A NEA explora o uso de inteligência artificial na regulamentação nuclear

O Grupo de Trabalho (Working Group) da NEA sobre Novas Tecnologias realizou um workshop em 25–26 de março, com foco em como a inteligência artificial pode ser aplicada à supervisão regulatória e às operações internas dentro de autoridades nucleares.
Resumo

  • O workshop da NEA explorou aplicações reais de IA na regulação nuclear, com estudos de caso de 15 países membros destacando ferramentas e casos de uso atuais
  • Os reguladores destacaram a necessidade de estruturas de IA bem definidas, métricas claras de sucesso e supervisão humana nas decisões
  • Modelos de IA locais (on-premise) surgiram como uma opção-chave para abordar preocupações com cibersegurança, soberania de dados e proteção de dados

As discussões se concentraram em implantação prática, e não em teoria, com os participantes analisando como ferramentas existentes podem se encaixar em fluxos de trabalho regulatórios.
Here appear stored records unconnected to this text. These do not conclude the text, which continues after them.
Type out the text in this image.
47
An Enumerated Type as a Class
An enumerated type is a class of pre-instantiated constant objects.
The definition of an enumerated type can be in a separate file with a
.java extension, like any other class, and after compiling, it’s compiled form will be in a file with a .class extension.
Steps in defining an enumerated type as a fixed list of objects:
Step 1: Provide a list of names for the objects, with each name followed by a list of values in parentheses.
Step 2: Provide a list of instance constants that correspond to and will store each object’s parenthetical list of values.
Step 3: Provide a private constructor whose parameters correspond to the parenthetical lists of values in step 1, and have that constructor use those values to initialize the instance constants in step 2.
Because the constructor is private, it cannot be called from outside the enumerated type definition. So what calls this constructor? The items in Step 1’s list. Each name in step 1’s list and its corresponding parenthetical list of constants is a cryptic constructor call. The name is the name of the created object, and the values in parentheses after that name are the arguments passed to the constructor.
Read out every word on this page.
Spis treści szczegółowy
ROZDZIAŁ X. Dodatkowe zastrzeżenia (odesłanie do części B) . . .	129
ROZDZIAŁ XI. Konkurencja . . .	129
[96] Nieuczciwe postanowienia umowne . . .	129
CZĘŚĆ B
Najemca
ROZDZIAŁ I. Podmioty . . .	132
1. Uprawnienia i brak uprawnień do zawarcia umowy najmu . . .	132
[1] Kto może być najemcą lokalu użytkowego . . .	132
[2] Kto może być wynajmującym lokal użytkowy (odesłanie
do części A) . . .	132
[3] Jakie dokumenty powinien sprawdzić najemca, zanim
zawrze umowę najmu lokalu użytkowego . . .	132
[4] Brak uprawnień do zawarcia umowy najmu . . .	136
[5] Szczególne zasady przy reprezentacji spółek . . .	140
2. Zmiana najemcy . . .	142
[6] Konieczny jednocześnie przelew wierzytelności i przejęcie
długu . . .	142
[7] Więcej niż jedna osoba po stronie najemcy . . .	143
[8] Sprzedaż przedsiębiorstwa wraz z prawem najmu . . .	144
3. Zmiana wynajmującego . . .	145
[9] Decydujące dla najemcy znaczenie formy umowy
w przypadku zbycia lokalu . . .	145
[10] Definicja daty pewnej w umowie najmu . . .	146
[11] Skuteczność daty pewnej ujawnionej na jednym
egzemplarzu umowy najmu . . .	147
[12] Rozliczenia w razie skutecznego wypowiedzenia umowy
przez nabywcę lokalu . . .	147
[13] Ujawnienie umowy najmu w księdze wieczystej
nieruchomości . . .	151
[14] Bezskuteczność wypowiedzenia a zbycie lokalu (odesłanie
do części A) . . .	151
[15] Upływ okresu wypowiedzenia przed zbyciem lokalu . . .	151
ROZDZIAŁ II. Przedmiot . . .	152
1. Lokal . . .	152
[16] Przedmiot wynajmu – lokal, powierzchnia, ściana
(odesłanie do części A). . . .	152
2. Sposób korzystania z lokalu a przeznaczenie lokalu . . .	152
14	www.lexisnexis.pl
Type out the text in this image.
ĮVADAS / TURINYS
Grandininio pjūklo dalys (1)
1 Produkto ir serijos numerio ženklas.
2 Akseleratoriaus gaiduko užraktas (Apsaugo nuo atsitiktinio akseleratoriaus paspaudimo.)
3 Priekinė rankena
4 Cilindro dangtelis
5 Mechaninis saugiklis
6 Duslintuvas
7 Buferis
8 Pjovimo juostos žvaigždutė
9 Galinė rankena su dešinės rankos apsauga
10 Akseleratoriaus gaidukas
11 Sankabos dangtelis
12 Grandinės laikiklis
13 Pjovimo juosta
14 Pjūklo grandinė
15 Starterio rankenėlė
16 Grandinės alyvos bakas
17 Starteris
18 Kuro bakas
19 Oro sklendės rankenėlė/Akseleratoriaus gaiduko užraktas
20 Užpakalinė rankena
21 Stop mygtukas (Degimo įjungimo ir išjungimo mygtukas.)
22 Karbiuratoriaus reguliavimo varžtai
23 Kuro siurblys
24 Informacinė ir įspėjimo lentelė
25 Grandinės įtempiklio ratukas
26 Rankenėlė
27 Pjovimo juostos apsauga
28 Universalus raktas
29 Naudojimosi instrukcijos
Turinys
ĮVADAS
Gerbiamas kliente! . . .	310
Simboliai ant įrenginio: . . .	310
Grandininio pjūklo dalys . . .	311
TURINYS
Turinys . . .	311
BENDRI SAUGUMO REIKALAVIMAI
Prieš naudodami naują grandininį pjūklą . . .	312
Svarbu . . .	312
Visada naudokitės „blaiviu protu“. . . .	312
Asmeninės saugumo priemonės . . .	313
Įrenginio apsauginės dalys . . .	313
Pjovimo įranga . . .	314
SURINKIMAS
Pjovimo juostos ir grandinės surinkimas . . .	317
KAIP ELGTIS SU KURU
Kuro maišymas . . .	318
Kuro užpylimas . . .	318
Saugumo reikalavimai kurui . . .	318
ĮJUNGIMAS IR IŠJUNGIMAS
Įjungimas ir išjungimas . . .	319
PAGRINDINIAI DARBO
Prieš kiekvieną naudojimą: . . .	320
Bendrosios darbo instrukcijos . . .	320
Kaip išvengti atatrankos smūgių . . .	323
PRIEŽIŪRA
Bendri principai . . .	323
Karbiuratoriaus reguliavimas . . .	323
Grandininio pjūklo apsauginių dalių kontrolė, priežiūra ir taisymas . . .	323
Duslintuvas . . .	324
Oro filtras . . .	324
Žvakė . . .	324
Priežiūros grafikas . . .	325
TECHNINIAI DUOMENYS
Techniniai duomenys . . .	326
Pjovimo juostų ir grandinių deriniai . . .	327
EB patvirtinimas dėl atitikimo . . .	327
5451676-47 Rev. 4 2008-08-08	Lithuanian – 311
O evento reuniu reguladores nucleares e especialistas em IA de 15 países membros da NEA, além de representantes de organizações internacionais. Os participantes compartilharam estudos de caso mostrando sistemas de IA já em uso ou em desenvolvimento em órgãos reguladores.

Os exemplos apresentados durante as sessões incluíram a geração de resumos e apresentações usando IA, a melhoria das capacidades de simulação e a extração de informações relevantes a partir de grandes volumes de documentos regulatórios.

Essas demonstrações levaram a trocas detalhadas sobre desafios de implementação, lições aprendidas e maneiras de identificar aplicações de alto valor.

Principais conclusões sobre implantação de IA na regulação nuclear

Os participantes destacaram várias conclusões principais. Há uma necessidade clara de estabelecer estruturas de IA bem estruturadas dentro dos órgãos reguladores, apoiadas por procedimentos e orientações definidos.

Projetos com escopo bem delimitado foram vistos como mais eficazes, enquanto critérios claros de sucesso para ferramentas e iniciativas de IA foram considerados essenciais.

Modelos locais foram identificados como uma possível forma de abordar preocupações relacionadas a cibersegurança, soberania de dados e proteção de dados. Ao mesmo tempo, a experiência humana permanece central para a tomada de decisões e para interpretar outputs gerados por IA.

O workshop incentivou a comparação aberta de abordagens nacionais, com reguladores compartilhando experiências de implementação e identificando preocupações comuns. As trocas também apontaram áreas em que uma cooperação internacional mais próxima poderia ajudar a enfrentar desafios compartilhados.

Colaboração global e próximos passos para reguladores

O Sr. Eetu Ahonen, Vice-Presidente do WGNT, conduziu as discussões e enfatizou o valor da colaboração entre jurisdições.

“Este workshop demonstrou o valor da colaboração internacional. Cada regulador está explorando IA de um ângulo diferente, mas as experiências que temos com a implementação de ferramentas de IA, os desafios de segurança de dados e a garantia de supervisão humana são notavelmente semelhantes. Ao compartilhar de forma aberta e aprender uns com os outros, fortalecemos nossa capacidade de usar IA de maneira responsável e eficiente para melhorar a segurança nuclear.”

O WGNT, que organizou o evento, serve como um espaço para que reguladores e organizações de apoio técnico troquem percepções sobre a supervisão de tecnologias emergentes ao longo de todo o seu ciclo de vida. Seu trabalho apoia o desenvolvimento de uma compreensão compartilhada e ajuda a identificar caminhos para posições regulatórias alinhadas.

A NEA planeja publicar um folheto dedicado para resumir as conclusões do workshop, incluindo desafios-chave, lições aprendidas e práticas recomendadas para a integração de IA em processos regulatórios.